# Windy Weekend Redfish



## Flaco (Mar 22, 2007)

The title speeks for itself. Ran to Rockport last weekend for some R&R. Met up with the Drake boys Fri. evening (thanks for the invite Ish) and met some great guys. I retired early to the old R.V. I had hopes of Redfish for the following morning but my hopes were not high when I awoke to winds and cloud cover. I met up with d-donahughe Sat. a.m. I had been looking forward to a ride on his boat for a while. It is a cool little fishin' machine. We did find some fish but struggled to catch them. Here are a few pictures.




































Thanks d. Love the boat!


----------



## Stuart (May 21, 2004)

Very cool. So what is the fate of the Ambush since Tom is with HB now?


----------



## houfinchaser (Oct 10, 2008)

Great report and photos..


----------



## Ish (Oct 30, 2008)

glad you came by. you should have come by sat night too; it got out of hand!
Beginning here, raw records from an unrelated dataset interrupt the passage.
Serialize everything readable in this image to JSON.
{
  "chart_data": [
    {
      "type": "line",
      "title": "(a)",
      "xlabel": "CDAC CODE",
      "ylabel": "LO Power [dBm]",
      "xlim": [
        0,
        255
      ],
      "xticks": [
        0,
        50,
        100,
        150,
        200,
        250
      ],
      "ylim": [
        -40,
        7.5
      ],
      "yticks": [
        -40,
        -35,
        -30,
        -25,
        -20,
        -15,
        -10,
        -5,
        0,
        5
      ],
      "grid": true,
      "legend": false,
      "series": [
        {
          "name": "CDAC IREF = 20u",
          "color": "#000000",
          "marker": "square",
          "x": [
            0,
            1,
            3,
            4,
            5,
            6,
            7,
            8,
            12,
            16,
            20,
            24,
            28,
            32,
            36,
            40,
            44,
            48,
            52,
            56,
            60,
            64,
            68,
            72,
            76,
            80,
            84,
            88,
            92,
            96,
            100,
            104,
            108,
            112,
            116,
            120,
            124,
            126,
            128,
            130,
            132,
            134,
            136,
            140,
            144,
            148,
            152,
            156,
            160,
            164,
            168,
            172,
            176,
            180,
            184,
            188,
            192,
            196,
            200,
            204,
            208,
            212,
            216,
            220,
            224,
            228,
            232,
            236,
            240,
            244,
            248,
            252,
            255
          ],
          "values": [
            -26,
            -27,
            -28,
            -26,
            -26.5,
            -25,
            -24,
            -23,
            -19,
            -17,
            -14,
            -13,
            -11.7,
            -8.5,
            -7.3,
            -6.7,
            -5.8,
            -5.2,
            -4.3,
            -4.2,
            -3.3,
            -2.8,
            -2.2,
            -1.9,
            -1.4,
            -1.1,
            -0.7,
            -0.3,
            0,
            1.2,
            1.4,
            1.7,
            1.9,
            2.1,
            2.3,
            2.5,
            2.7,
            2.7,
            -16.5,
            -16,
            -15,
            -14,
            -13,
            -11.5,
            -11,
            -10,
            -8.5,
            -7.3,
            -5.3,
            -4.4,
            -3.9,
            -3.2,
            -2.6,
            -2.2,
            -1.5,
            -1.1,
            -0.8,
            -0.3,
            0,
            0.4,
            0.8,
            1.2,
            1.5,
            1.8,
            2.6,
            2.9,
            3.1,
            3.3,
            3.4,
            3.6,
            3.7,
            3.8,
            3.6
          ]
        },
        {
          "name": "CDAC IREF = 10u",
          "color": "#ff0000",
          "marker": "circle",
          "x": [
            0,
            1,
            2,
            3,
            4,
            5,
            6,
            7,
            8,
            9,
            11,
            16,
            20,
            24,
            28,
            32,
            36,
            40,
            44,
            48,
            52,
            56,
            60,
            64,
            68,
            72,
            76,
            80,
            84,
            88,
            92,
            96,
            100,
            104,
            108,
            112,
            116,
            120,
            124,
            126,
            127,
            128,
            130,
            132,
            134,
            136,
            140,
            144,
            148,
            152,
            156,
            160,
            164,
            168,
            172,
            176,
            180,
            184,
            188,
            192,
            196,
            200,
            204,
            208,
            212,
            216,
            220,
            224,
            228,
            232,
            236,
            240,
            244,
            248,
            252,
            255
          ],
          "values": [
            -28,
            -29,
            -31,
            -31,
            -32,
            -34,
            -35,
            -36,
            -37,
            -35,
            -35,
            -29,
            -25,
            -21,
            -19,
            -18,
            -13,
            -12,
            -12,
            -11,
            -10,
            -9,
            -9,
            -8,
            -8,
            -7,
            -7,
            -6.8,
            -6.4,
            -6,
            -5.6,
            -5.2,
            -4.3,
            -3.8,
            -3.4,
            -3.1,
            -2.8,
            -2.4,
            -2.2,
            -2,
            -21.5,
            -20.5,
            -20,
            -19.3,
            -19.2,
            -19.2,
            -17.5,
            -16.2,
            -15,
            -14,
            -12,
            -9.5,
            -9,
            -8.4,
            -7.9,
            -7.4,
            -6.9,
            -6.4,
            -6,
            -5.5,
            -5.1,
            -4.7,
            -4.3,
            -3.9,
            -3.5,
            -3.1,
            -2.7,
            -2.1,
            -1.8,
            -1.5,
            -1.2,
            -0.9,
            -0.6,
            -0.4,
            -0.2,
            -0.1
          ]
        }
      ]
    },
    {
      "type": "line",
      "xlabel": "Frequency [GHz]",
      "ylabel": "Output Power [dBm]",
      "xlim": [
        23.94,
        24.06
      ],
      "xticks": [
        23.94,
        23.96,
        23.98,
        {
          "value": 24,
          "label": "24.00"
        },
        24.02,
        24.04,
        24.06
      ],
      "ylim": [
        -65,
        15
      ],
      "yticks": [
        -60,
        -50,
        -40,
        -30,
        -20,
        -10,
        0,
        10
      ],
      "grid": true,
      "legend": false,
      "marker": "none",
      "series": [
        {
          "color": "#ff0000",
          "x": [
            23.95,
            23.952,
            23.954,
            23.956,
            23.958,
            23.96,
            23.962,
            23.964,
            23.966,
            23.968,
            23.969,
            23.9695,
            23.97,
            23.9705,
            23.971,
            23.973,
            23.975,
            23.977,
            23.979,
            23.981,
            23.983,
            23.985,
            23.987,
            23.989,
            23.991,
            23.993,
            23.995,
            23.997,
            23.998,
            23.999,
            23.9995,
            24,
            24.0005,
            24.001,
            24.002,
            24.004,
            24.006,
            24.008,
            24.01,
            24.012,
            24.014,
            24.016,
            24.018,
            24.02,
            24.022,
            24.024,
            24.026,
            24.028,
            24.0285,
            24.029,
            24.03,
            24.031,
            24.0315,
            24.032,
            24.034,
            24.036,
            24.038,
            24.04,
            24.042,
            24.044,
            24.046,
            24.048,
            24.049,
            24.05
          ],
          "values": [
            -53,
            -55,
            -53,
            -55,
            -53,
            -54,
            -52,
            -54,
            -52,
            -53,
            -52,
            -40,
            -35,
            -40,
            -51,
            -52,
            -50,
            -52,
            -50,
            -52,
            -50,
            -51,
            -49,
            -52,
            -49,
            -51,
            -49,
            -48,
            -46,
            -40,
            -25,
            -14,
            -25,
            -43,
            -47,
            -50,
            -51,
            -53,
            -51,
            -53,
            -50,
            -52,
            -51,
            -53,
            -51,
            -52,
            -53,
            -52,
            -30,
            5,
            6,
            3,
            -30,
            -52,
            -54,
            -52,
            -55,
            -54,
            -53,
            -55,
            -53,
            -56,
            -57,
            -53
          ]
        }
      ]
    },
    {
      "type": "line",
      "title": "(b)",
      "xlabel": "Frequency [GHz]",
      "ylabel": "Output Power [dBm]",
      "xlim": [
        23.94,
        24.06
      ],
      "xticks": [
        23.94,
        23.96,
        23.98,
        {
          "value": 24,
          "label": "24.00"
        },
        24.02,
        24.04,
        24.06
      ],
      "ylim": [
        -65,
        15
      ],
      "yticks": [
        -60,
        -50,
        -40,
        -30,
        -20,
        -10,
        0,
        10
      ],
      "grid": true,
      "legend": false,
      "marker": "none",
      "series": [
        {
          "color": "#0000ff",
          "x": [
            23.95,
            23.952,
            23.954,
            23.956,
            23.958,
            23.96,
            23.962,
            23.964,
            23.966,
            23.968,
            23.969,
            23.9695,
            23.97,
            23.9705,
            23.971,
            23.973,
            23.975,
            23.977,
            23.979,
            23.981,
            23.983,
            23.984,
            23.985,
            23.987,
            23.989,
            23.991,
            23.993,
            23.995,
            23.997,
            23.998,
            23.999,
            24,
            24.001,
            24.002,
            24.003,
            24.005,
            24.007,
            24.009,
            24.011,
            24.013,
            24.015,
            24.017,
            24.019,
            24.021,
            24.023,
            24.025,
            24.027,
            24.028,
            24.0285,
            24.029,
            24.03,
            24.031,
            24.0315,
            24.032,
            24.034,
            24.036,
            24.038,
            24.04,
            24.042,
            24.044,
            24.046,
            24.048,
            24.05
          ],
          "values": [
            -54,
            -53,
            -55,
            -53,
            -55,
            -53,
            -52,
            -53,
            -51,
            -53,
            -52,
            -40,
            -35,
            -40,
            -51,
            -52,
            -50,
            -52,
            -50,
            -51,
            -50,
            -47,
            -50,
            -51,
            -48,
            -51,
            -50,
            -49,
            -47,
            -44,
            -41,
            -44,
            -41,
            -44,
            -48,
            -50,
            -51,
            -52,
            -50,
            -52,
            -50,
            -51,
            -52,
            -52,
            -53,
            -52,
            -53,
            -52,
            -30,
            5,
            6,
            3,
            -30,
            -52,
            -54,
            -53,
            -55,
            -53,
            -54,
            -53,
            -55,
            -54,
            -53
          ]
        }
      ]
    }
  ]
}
let's do it again soon - i owe you some beer.


----------



## tightline80 (Mar 7, 2008)

Nice job bro. Looks like yall found em despite the weather


----------



## Bruce J (Jun 27, 2004)

Great looking boat!


----------



## LUISJG (Mar 22, 2006)

where can I get a boat like that ??


----------



## d-donaghue (Oct 30, 2007)

i saw one 4sale on microskiff.com .. i think it is in florida...


----------



## Stuart (May 21, 2004)

LUISJG said:


> where can I get a boat like that ??


There is or was one for sale on microskiff.com. The seller was a rigger for Gordon before Tom moved over to HB. The story is that HB has put the mold in mothballs for now. Scott Sommerlatte has one or two I believe in Seadrift.


----------



## jackfishish (Feb 19, 2009)

Stuart said:


> There is or was one for sale on microskiff.com. The seller was a rigger for Gordon before Tom moved over to HB. The story is that HB has put the mold in mothballs for now. Scott Sommerlatte has one or two I believe in Seadrift.


I'm sure at this point HB will build one for anybody who wants one.


----------



## d-donaghue (Oct 30, 2007)

its a great little skiff for working the shallow back lakes & creeks.. at some point in time it will most likely be back as a HB...


----------